Given $x \in U$, the fiber $p^{-1}(x)$ has the form
$$p^{-1}(x) = \bigcup_{\alpha \in A} p_{\alpha}^{-1}(x) . \tag{2}$$
This formula seems to be the core issue in your question, so let us prove it carefully. Obviously each $p_{\alpha}^{-1}(x) \subset p^{-1}(x)$ since $p_{\alpha}$ is the restriction of $p$ to $V_\alpha$. Hence $p^{-1}(x) \supset \bigcup_{\alpha \in A} p_{\alpha}^{-1}(x)$. Conversely, let $y \in p^{-1}(x)$ (which means $p(y) = x)$. Since $p^{-1}(x) \subset p^{-1}(U)$, $(1)$ shows that there exists a unique $\alpha \in A$ such that $y \in V_\alpha$. We conclude $p_\alpha(y) = p(y) = x$, thus $y \in p_{\alpha}^{-1}(x)$. This shows $p^{-1}(x) \subset \bigcup_{\alpha \in A} p_{\alpha}^{-1}(x)$.
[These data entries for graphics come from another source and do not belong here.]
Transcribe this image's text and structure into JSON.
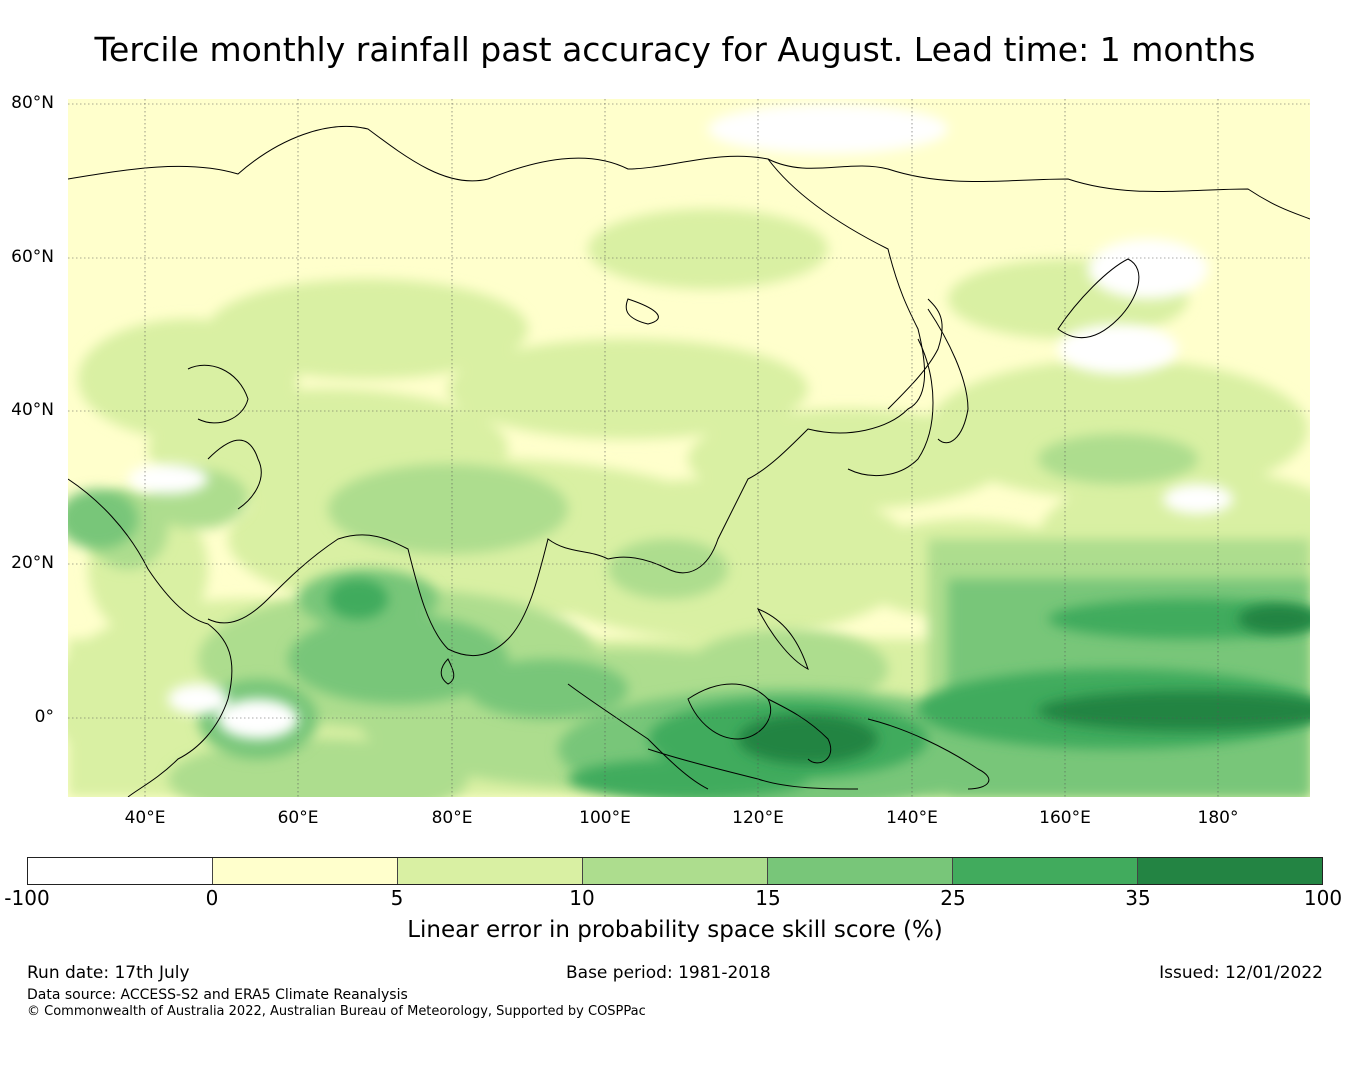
{
  "title": "Tercile monthly rainfall past accuracy for August. Lead time: 1 months",
  "map": {
    "lat_labels": [
      "80°N",
      "60°N",
      "40°N",
      "20°N",
      "0°"
    ],
    "lon_labels": [
      "40°E",
      "60°E",
      "80°E",
      "100°E",
      "120°E",
      "140°E",
      "160°E",
      "180°"
    ],
    "extent": {
      "lon": [
        30,
        192
      ],
      "lat": [
        -10,
        81
      ]
    }
  },
  "colorbar": {
    "ticks": [
      "-100",
      "0",
      "5",
      "10",
      "15",
      "25",
      "35",
      "100"
    ],
    "colors": [
      "#ffffff",
      "#ffffcc",
      "#d9f0a3",
      "#addd8e",
      "#78c679",
      "#41ab5d",
      "#238443"
    ],
    "label": "Linear error in probability space skill score (%)"
  },
  "footer": {
    "run_date": "Run date: 17th July",
    "base_period": "Base period: 1981-2018",
    "issued": "Issued: 12/01/2022",
    "data_source": "Data source: ACCESS-S2 and ERA5 Climate Reanalysis",
    "copyright": "© Commonwealth of Australia 2022, Australian Bureau of Meteorology, Supported by COSPPac"
  }
}
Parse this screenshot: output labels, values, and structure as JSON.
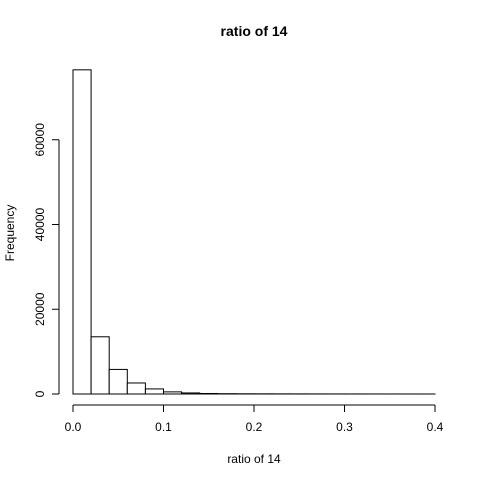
{
  "chart_data": {
    "type": "bar",
    "title": "ratio of 14",
    "xlabel": "ratio of 14",
    "ylabel": "Frequency",
    "xlim": [
      0.0,
      0.4
    ],
    "ylim": [
      0,
      80000
    ],
    "bin_edges": [
      0.0,
      0.02,
      0.04,
      0.06,
      0.08,
      0.1,
      0.12,
      0.14,
      0.16,
      0.18,
      0.2,
      0.22,
      0.24,
      0.26,
      0.28,
      0.3,
      0.32,
      0.34,
      0.36,
      0.38,
      0.4
    ],
    "values": [
      76500,
      13500,
      5800,
      2600,
      1200,
      500,
      250,
      120,
      70,
      50,
      40,
      30,
      25,
      20,
      15,
      12,
      10,
      8,
      6,
      5
    ],
    "x_ticks": [
      0.0,
      0.1,
      0.2,
      0.3,
      0.4
    ],
    "x_tick_labels": [
      "0.0",
      "0.1",
      "0.2",
      "0.3",
      "0.4"
    ],
    "y_ticks": [
      0,
      20000,
      40000,
      60000
    ],
    "y_tick_labels": [
      "0",
      "20000",
      "40000",
      "60000"
    ],
    "grid": false,
    "legend": "none"
  }
}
Since each $p_\alpha$ is a homeomorphism, each $E_{x,\alpha} = p_{\alpha}^{-1}(x)$ is a one-point subset of $V_\alpha$. The $E_{x,\alpha}$ are pairwise disjoint (because the $V_\alpha$ are pairwise disjoint), therefore the cardinality of $p^{-1}(x)$ has the same value $\lvert A \rvert$ for all $x \in U$.
But we know that the cardinality of $p^{-1}(b)$ with $b \in C$ is $k$, thus for all $x \in U$ the cardinality of $p^{-1}(x)$ is $k$. This proves $U \subset C$.
That $D$ is open is proved by the same argument. If $b \in D$, then $p^{-1}(b)$ has a cardinality $\aleph \ne k$ and thus all fibers $p^{-1}(x)$, where $x$ lies in an evenly covered open neighborhood $U$, have cardinality $\aleph \ne k$. Hence $U \subset D$.